Son ambivalence sur les conclusions des services
britanniques quant à la responsabilité russe dans l’agression contre l’agent
double Sergei Skripal sur le sol britannique est l’exemple le plus récent de sa
propension à soutenir la Russie contre son propre pays.
Un anti-sémite
Ce qui nous conduit aux raisons morales pour
lesquelles les sociaux-démocrates européens devraient rejeter sans appel les
politiques du Corbynisme.
Après près de trois années sous la direction de
Corbyn, la crise liée à l’antisémitisme au sein du Parti travailliste n’a cessé
de s’aggraver. La semaine dernière encore, Corbyn a comparé les actions
d’Israël à Gaza à celles des nazis à Stalingrad, a gratifié les terroristes du
Hamas du beau mot de « frères », a ridiculisé un collègue juif en le traitant «
d’honorable élu de Tel Aviv » et s’est posé la question, sur une chaîne d’Etat
iranienne, de savoir si Israël avait joué un quelconque rôle dans une attaque
terroriste contre l’Egypte.
La journée en mémoire de l’Holocauste de 2011, Corbyn,
s’alignant sur son chancelier fantôme John McDonnell, soutint une résolution
parlementaire visant à renommer cette journée « La journée en mémoire des
génocides ». Plus récemment, Corbyn et ses amis ont tenté d’amender la
définition de l’antisémitisme générée par l’Alliance Internationale pour la
mémoire de l’Holocauste, en vue d’exclure des exemples se rapportant à Israël.

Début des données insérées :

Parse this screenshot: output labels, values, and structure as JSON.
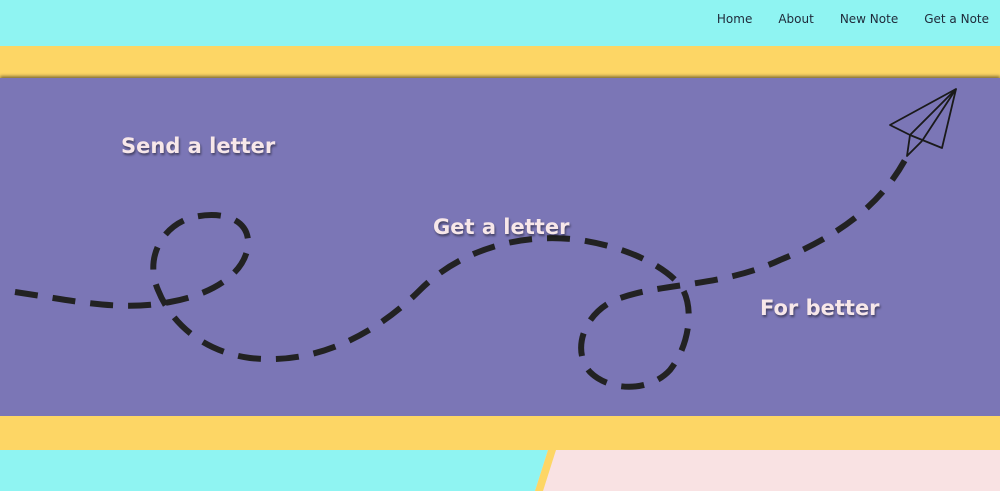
{
  "nav": {
    "links": [
      "Home",
      "About",
      "New Note",
      "Get a Note"
    ]
  },
  "hero": {
    "headline_1": "Send a letter",
    "headline_2": "Get a letter",
    "headline_3": "For better"
  },
  "colors": {
    "nav_bg": "#8ff4f2",
    "band": "#fdd665",
    "hero_bg": "#7b76b6",
    "text": "#f7e7e9",
    "footer_pink": "#f9e2e3",
    "dash": "#222222"
  },
  "icons": {
    "plane": "paper-plane-icon"
  }
}
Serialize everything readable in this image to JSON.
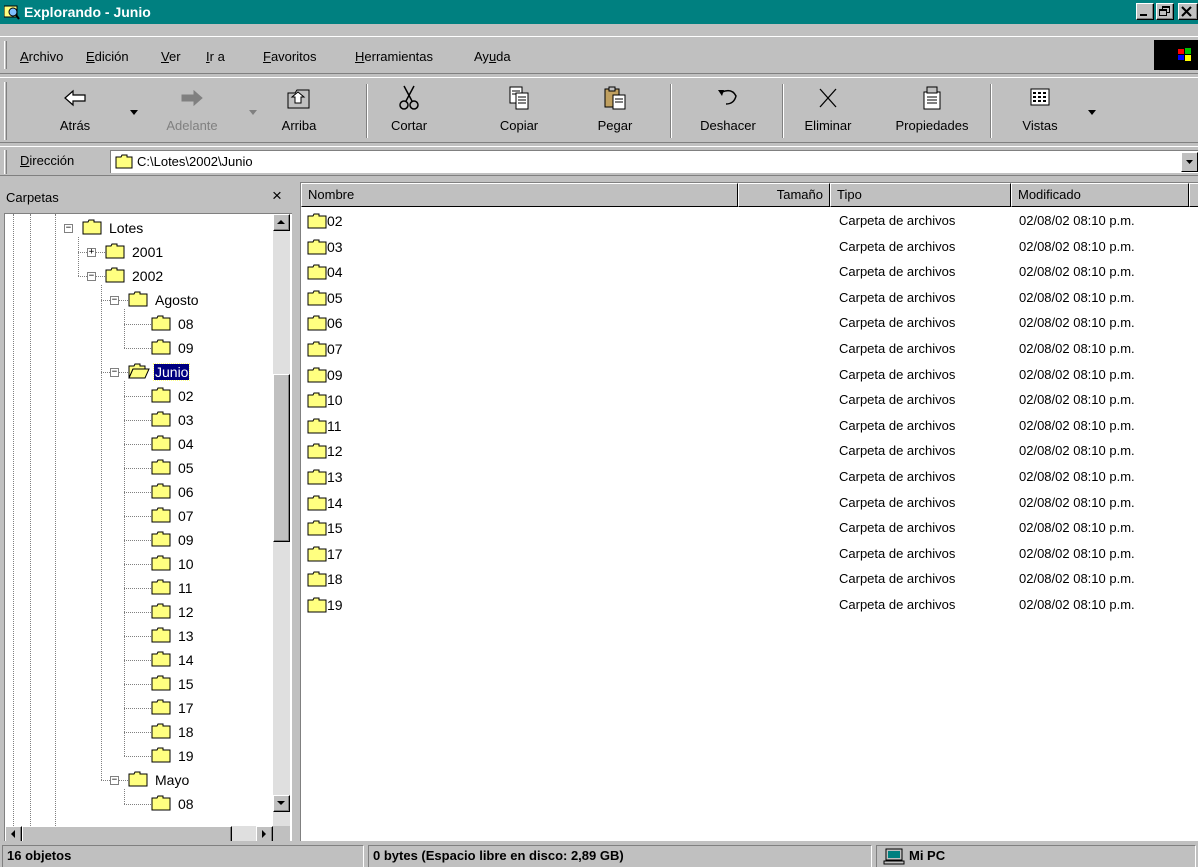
{
  "window": {
    "title": "Explorando - Junio"
  },
  "menu": {
    "items": [
      {
        "pre": "",
        "u": "A",
        "post": "rchivo"
      },
      {
        "pre": "",
        "u": "E",
        "post": "dición"
      },
      {
        "pre": "",
        "u": "V",
        "post": "er"
      },
      {
        "pre": "",
        "u": "I",
        "post": "r a"
      },
      {
        "pre": "",
        "u": "F",
        "post": "avoritos"
      },
      {
        "pre": "",
        "u": "H",
        "post": "erramientas"
      },
      {
        "pre": "Ay",
        "u": "u",
        "post": "da"
      }
    ]
  },
  "toolbar": {
    "back": "Atrás",
    "forward": "Adelante",
    "up": "Arriba",
    "cut": "Cortar",
    "copy": "Copiar",
    "paste": "Pegar",
    "undo": "Deshacer",
    "delete": "Eliminar",
    "properties": "Propiedades",
    "views": "Vistas"
  },
  "address": {
    "label_u": "D",
    "label_rest": "irección",
    "value": "C:\\Lotes\\2002\\Junio"
  },
  "folders_pane": {
    "title": "Carpetas",
    "close": "×",
    "tree": [
      {
        "label": "Lotes",
        "level": 0,
        "expander": "minus"
      },
      {
        "label": "2001",
        "level": 1,
        "expander": "plus"
      },
      {
        "label": "2002",
        "level": 1,
        "expander": "minus"
      },
      {
        "label": "Agosto",
        "level": 2,
        "expander": "minus"
      },
      {
        "label": "08",
        "level": 3,
        "expander": "none"
      },
      {
        "label": "09",
        "level": 3,
        "expander": "none"
      },
      {
        "label": "Junio",
        "level": 2,
        "expander": "minus",
        "selected": true,
        "open": true
      },
      {
        "label": "02",
        "level": 3,
        "expander": "none"
      },
      {
        "label": "03",
        "level": 3,
        "expander": "none"
      },
      {
        "label": "04",
        "level": 3,
        "expander": "none"
      },
      {
        "label": "05",
        "level": 3,
        "expander": "none"
      },
      {
        "label": "06",
        "level": 3,
        "expander": "none"
      },
      {
        "label": "07",
        "level": 3,
        "expander": "none"
      },
      {
        "label": "09",
        "level": 3,
        "expander": "none"
      },
      {
        "label": "10",
        "level": 3,
        "expander": "none"
      },
      {
        "label": "11",
        "level": 3,
        "expander": "none"
      },
      {
        "label": "12",
        "level": 3,
        "expander": "none"
      },
      {
        "label": "13",
        "level": 3,
        "expander": "none"
      },
      {
        "label": "14",
        "level": 3,
        "expander": "none"
      },
      {
        "label": "15",
        "level": 3,
        "expander": "none"
      },
      {
        "label": "17",
        "level": 3,
        "expander": "none"
      },
      {
        "label": "18",
        "level": 3,
        "expander": "none"
      },
      {
        "label": "19",
        "level": 3,
        "expander": "none"
      },
      {
        "label": "Mayo",
        "level": 2,
        "expander": "minus"
      },
      {
        "label": "08",
        "level": 3,
        "expander": "none"
      }
    ]
  },
  "file_list": {
    "columns": {
      "name": "Nombre",
      "size": "Tamaño",
      "type": "Tipo",
      "modified": "Modificado"
    },
    "rows": [
      {
        "name": "02",
        "size": "",
        "type": "Carpeta de archivos",
        "modified": "02/08/02 08:10 p.m."
      },
      {
        "name": "03",
        "size": "",
        "type": "Carpeta de archivos",
        "modified": "02/08/02 08:10 p.m."
      },
      {
        "name": "04",
        "size": "",
        "type": "Carpeta de archivos",
        "modified": "02/08/02 08:10 p.m."
      },
      {
        "name": "05",
        "size": "",
        "type": "Carpeta de archivos",
        "modified": "02/08/02 08:10 p.m."
      },
      {
        "name": "06",
        "size": "",
        "type": "Carpeta de archivos",
        "modified": "02/08/02 08:10 p.m."
      },
      {
        "name": "07",
        "size": "",
        "type": "Carpeta de archivos",
        "modified": "02/08/02 08:10 p.m."
      },
      {
        "name": "09",
        "size": "",
        "type": "Carpeta de archivos",
        "modified": "02/08/02 08:10 p.m."
      },
      {
        "name": "10",
        "size": "",
        "type": "Carpeta de archivos",
        "modified": "02/08/02 08:10 p.m."
      },
      {
        "name": "11",
        "size": "",
        "type": "Carpeta de archivos",
        "modified": "02/08/02 08:10 p.m."
      },
      {
        "name": "12",
        "size": "",
        "type": "Carpeta de archivos",
        "modified": "02/08/02 08:10 p.m."
      },
      {
        "name": "13",
        "size": "",
        "type": "Carpeta de archivos",
        "modified": "02/08/02 08:10 p.m."
      },
      {
        "name": "14",
        "size": "",
        "type": "Carpeta de archivos",
        "modified": "02/08/02 08:10 p.m."
      },
      {
        "name": "15",
        "size": "",
        "type": "Carpeta de archivos",
        "modified": "02/08/02 08:10 p.m."
      },
      {
        "name": "17",
        "size": "",
        "type": "Carpeta de archivos",
        "modified": "02/08/02 08:10 p.m."
      },
      {
        "name": "18",
        "size": "",
        "type": "Carpeta de archivos",
        "modified": "02/08/02 08:10 p.m."
      },
      {
        "name": "19",
        "size": "",
        "type": "Carpeta de archivos",
        "modified": "02/08/02 08:10 p.m."
      }
    ]
  },
  "status": {
    "count": "16 objetos",
    "space": "0 bytes (Espacio libre en disco: 2,89 GB)",
    "location": "Mi PC"
  },
  "colors": {
    "title_bar": "#008080",
    "face": "#c0c0c0",
    "selection": "#000080",
    "folder": "#ffff80"
  }
}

Invalider pareille rhétorique (comparer Israël à l’Allemagne nazie, imputer aux
Juifs une loyauté à deux vitesses) comme antisémite constitue une tentative
parfaitement cynique de Corbyn et ses acolytes de s’innocenter rétroactivement
de l’accusation d’antisémitisme, après s’y être livré durant des décennies.
La conclusion à laquelle on ne peut échapper est que
Corbyn est un antisémite. Non pas dans le sens brutal où le furent des gens
comme l’ancien grand manitou du Klu Kluk’s Clan, David Duke, ou Nick Griffin,
le fidèle du Parti National Anglais, ou encore le blogueur neo-nazi Daily
Stormer (qui, par parenthèse, soutient le dirigeant travailliste).
L’antisémitisme de Corbyn est plus subtil et nuancé, il est une fonction de son
antisionisme passionné.
Corbyn est un gauchiste dogmatique, qui ne pense le
racisme qu’au prisme du pouvoir dont, dans sa vision marxiste simpliciste et
vulgaire, sont forcément détenteurs les Juifs. Il est incapable de comprendre
combien les Juifs peuvent se sentir victimes de l’antisémitisme de gauche
venant désormais s’ajouter à l’antisémitisme traditionnel d’extrême-droite.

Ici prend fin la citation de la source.